PReaCH: A Fast Lightweight Reachability Index Using Pruning and Contraction Hierarchies

We develop the data structure PReaCH (for Pruned Reachability Contraction Hierarchies) which supports reachability queries in a directed graph. PReaCH adapts the contraction hierarchy speedup techniques for shortest path queries to the reachability setting. The resulting approach is surprisingly simple and guarantees linear space and near linear preprocessing time. Orthogonally to that, we improve existing pruning techniques for the search by gathering more information from a single DFS-traversal of the graph. In particular, we show that more classes of node numberings can be used to obtain strong pruning information.

Extending the Theory of Arrays: memset, memcpy, and Beyond

The theory of arrays is widely used in program analysis, deductive software verification, bounded model checking, and symbolic execution to model arrays in programs or the computers main memory. Nonetheless, the theory as introduced by McCarthy is not expressive enough in many cases since it only supports array updates at single locations. In programs, memory is often modified at multiple locations at once using functions such as memset or memcpy . Furthermore, initialization loops that store loop-counter-dependent values in an array are commonly used. This paper presents an extension of the theory of arrays with λ-terms which makes it possible to reason about such cases. We also discuss how loops can be automatically summarized using such λ-terms.

Abstract Testing: Connecting Source Code Verification with Requirements

Traditionally, test cases are used to check whether a system conforms to its requirements. However, to achieve good quality and coverage, large amounts of test cases are needed, and thus huge efforts have to be put into test generation and maintenance. We propose a methodology, called Abstract Testing, in which test cases are replaced by verification scenarios. Such verification scenarios are more abstract than test cases, thus fewer of them are needed and they are easier to create and maintain. Checking verification scenarios against the source code is done automatically using a software model checker. In this paper we describe the general idea of Abstract Testing, and demonstrate its feasibility by a case study from the automotive systems domain.

Bridging the gap between test cases and requirements by abstract testing

In this article we propose a technique, called abstract testing, which replaces traditional test cases by abstract test cases. By doing so, fewer test cases are needed, and they are linked more closely to the requirements. Abstract tests can be considered as verification scenarios on the source code level which are derived from the requirements. Checking verification scenarios against the source code is done automatically using a software model checker.

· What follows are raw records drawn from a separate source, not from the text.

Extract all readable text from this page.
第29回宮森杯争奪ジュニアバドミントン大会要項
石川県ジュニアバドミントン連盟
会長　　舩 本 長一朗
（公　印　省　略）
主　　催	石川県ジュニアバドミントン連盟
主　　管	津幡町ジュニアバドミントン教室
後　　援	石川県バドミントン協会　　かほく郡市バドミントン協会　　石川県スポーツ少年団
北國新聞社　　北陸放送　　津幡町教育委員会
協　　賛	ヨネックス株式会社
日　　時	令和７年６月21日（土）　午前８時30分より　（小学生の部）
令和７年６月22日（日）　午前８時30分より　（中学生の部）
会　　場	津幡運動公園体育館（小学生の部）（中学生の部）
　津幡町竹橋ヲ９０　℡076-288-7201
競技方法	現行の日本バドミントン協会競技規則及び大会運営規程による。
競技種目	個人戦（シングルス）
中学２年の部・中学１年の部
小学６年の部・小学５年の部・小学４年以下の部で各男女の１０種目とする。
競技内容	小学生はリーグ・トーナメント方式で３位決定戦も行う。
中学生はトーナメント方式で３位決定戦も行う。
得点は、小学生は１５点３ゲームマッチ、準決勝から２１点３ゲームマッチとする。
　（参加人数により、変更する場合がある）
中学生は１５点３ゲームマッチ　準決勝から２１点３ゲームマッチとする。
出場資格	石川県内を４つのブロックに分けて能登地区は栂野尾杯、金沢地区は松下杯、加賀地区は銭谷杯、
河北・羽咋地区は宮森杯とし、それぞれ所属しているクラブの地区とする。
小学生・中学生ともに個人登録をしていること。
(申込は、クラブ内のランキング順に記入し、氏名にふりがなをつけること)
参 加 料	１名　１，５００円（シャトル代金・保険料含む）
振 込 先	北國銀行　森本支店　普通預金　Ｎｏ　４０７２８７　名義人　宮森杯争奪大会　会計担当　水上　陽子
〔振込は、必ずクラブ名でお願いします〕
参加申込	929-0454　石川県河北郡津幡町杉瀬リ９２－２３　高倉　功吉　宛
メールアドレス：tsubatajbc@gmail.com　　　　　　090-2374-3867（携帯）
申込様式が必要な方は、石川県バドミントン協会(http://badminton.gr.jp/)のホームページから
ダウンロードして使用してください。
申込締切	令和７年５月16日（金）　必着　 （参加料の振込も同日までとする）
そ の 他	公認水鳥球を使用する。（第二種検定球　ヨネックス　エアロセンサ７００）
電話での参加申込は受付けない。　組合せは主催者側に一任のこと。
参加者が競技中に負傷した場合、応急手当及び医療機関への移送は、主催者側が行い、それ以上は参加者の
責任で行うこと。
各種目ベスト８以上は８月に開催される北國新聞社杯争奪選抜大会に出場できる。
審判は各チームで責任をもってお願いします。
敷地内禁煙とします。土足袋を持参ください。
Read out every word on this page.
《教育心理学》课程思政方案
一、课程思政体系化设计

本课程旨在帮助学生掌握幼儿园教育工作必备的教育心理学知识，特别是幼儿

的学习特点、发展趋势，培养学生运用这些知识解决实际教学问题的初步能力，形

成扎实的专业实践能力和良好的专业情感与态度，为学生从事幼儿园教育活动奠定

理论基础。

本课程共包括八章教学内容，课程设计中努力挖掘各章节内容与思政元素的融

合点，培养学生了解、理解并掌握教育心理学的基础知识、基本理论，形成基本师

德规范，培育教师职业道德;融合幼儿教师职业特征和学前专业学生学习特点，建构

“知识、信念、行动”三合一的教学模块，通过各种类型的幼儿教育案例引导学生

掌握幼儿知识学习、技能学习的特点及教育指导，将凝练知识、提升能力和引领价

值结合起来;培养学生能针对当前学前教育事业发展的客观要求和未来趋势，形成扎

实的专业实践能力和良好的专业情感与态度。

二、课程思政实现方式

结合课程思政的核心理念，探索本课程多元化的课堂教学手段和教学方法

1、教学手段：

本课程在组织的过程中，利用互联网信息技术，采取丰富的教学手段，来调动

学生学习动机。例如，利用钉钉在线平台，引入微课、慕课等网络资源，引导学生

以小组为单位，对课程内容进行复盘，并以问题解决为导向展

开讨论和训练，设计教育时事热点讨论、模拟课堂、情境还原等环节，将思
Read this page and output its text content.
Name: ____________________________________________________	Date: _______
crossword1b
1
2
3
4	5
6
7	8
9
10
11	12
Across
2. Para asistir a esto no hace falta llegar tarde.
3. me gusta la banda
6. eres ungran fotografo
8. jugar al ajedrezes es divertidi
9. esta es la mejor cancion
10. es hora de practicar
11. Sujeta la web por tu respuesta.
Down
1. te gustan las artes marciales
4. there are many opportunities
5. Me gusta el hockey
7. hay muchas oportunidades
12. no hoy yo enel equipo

We also suggest a migration path from traditional tests to abstract test cases, which provides a smooth transition towards this new technique. Finally, we demonstrate feasibility of abstract testing by a case study from the automotive systems domain.

Integration of bounded model checking and deductive verification

Modular deductive verification of software systems is a complex task: the user has to put a lot of effort in writing module specifications that fit together when verifying the system as a whole. In this paper, we propose a combination of deductive verification and software bounded model checking (SBMC), where SBMC is used to support the user in the specification and verification process, while deductive verification provides the final correctness proof. SMBC provides early --- as well as precise --- feedback to the user. Unlike modular deductive verification, the SBMC approach is able to check annotations beyond the boundaries of a single module --- even if other relevant modules are not annotated (yet). This allows to test whether the different module specifications in the system match the implementation at every step of the specification process.